Last night a small group of Whatsonstage.com theatregoers made their way to the Young Vic for our Group Outing to The Beauty Queen of Leenane. This dark comedy returns following a successful run last year and with Rosaleen Linehan at the helm once more as controlling mother Mag, the production is as upsetting as it is humorous.

Passing into the auditorium we all got a little wet with the “rain” that drizzles down the temporary side-walls and over the doors. Not only does the dripping of the rain create a mood for the piece, placing you in the heart of Gallway from the start but, as one theatregoer mentioned at interval, it helps to provide the very powerful scent of damp that pervades the piece. And the closeness of the space and oppression of the rain compound the tensions within the play – confinement, fear, desire to escape – all are trapped by the beautiful stage and the power of what is said and unsaid in this superbly crafted script.

A seemingly simple story of a manipulative mother Mag and her spinster daughter, the lonely Maureen (Derbhle Crotty) who longs for the romance that will spirit her away, grows progressively darker and more complex as the power play between mother and daughter intensifies. Both Crotty and Linehan play their parts with a sincerity which is terrifying in such a dark piece and when asked at the Q&A whether they saw any good at the heart of their character, both agreed that they’d had to work hard to truly understand the character’s motivations but believed they could.

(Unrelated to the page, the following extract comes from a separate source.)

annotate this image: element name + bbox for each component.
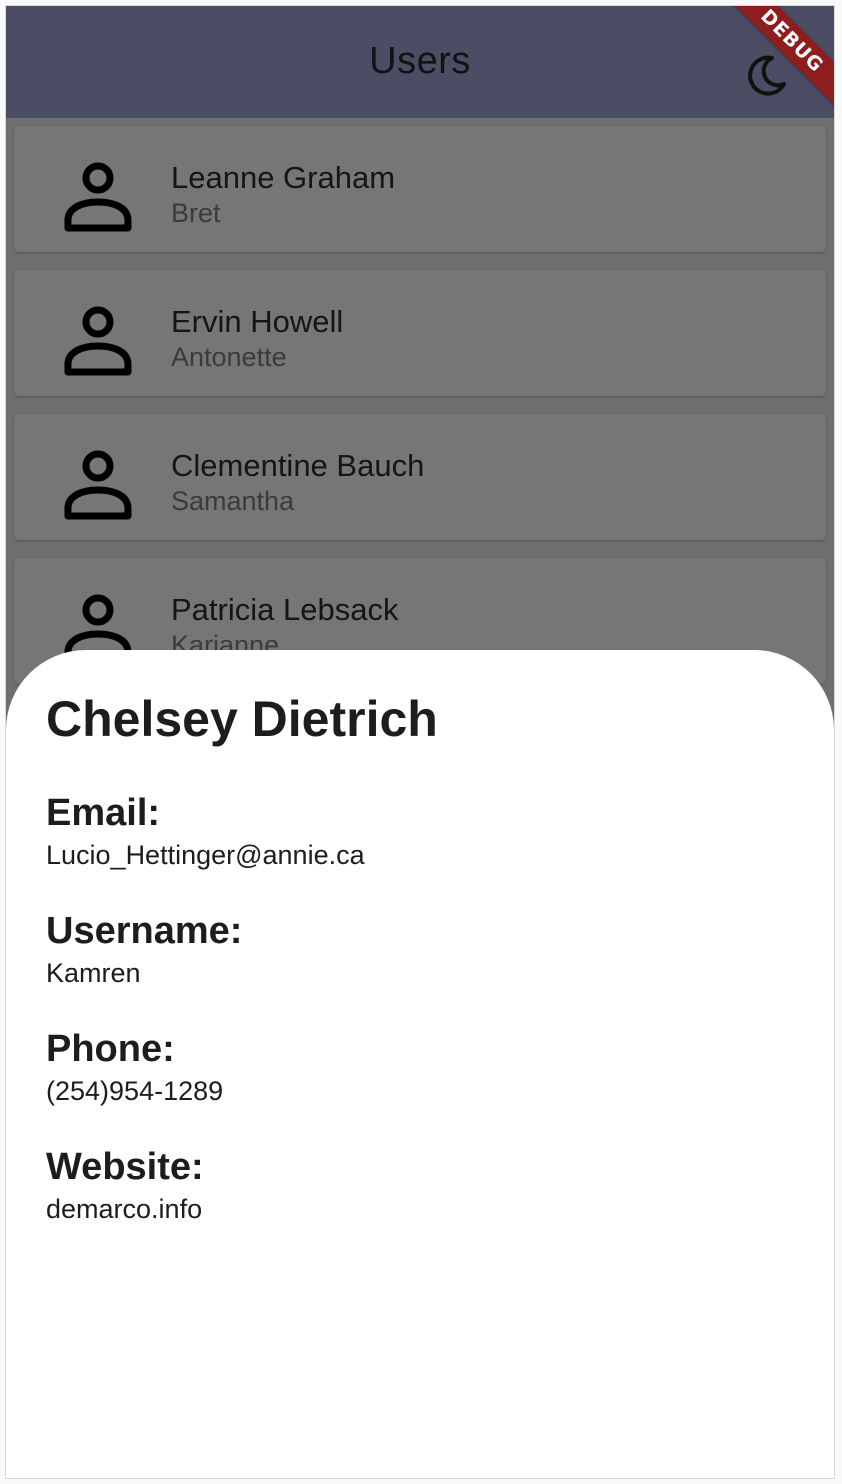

Meanwhile Frank Laverty and Johnny Ward confirmed that even in a play about mother-daughter relationships they, as the only men, didn’t feel secondary in their roles, but rather felt that they brought the only real sense of an outside world to the claustrophobic chaos of Mag and Maureen. Beyond talking about their own roles all four actors were happy to talk about their Irish roots and how those have helped their experience of the piece as well as their trip to Gallway and how reactions to the play have differed in London, Ireland and around the UK.